De acordo com o líder da bancada parlamentar comunista, houve reuniões com o Governo "antes do mês de agosto, haverá reuniões durante este mês e esse trabalho vai ter que prosseguir".
"O exame comum do OE2018 tem que ser feito com rigor e com a profundidade que o orçamento exige", justificou, considerando que o orçamento obriga "a concentração de atenção em vários domínios, livre das amarras e dos condicionamentos internos e externos".

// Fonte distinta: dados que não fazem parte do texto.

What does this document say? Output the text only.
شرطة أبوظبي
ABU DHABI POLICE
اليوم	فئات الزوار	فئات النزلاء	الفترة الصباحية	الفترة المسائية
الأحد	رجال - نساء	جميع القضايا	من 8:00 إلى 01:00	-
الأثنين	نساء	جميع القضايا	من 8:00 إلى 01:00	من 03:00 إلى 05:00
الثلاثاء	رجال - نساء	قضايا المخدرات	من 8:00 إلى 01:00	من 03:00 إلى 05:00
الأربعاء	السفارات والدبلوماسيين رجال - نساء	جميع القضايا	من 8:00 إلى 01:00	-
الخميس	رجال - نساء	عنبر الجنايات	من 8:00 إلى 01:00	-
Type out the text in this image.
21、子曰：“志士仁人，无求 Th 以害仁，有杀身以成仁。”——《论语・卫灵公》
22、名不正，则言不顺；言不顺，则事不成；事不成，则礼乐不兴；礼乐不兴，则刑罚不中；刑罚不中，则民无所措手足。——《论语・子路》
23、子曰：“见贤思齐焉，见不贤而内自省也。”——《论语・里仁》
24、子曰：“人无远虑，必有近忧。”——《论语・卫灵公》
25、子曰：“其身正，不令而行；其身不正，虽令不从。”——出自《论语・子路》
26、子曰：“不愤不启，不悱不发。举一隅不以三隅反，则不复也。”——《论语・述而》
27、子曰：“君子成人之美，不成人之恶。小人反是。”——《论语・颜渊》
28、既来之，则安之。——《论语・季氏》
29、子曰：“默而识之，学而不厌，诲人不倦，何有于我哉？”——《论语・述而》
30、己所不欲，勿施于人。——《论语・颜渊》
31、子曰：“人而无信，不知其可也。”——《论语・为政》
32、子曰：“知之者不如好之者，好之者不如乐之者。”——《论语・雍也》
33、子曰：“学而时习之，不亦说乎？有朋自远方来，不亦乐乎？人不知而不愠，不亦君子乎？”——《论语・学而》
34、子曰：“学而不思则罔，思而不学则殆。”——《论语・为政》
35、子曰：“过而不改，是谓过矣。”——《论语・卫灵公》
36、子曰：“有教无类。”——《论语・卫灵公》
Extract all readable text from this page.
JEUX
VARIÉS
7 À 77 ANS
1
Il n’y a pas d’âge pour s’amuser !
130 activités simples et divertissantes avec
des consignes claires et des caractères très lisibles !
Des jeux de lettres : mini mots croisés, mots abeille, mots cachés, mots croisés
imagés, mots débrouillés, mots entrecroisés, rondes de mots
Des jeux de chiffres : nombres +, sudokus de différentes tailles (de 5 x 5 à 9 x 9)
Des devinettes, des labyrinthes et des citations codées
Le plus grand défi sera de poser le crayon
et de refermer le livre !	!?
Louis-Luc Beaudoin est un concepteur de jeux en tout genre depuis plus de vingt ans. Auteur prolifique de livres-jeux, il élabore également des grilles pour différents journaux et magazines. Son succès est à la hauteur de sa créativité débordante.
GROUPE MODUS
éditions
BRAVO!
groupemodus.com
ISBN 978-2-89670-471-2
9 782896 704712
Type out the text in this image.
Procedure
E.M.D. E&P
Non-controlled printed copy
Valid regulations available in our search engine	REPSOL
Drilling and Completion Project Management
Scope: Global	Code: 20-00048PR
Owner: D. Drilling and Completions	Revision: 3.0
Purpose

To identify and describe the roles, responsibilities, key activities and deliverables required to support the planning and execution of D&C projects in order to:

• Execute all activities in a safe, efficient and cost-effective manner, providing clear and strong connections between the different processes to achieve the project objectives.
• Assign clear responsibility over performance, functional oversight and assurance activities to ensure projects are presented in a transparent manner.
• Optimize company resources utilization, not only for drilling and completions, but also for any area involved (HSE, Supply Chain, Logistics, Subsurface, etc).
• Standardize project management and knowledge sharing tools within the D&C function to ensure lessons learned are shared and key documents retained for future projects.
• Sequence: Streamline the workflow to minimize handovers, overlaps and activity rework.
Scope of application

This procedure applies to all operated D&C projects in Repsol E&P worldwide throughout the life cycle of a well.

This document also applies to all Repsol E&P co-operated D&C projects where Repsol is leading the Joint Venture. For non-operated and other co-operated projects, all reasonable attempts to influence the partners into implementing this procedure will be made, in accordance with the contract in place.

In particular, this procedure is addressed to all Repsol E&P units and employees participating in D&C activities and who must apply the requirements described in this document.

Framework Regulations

Detalhando aqueles que são os domínios nos quais o PCP fará propostas e exigências ao Governo, o deputado do PCP explicou que pretendem eliminar "os cortes e as restrições que ainda subsistem". "É preciso consolidar o aumento de pensões que foi aprovado no último orçamento por insistência e proposta do PCP e que é necessário considerar um aumento de pensões para 2018", defendeu ainda.
Em relação à questão fiscal, os comunistas querem "eliminar benefícios fiscais que são injustificados como aqueles que o grande capital beneficia", para além de, em matéria de IRC, quererem "avançar com a derrama sobre as grandes empresas que têm mais 35 milhões de euros de lucros".
Outra proposta nesta matéria é referente ao Pagamento Especial por Conta, defendendo "a definição de critérios objetivos para que as pequenas e médias empresas não sejam obrigadas a pagar impostos acima daquilo que devem".
"Há necessidade de reforçar o investimento público, em particular para dar resposta a problemas com que hoje os serviços públicos se confrontam na resposta que dão aos utentes. Isto verifica-se nos transportes, saúde, educação", explicou, recordando que "a quebra do investimento público foi dramática" nos últimos anos de governação da direita.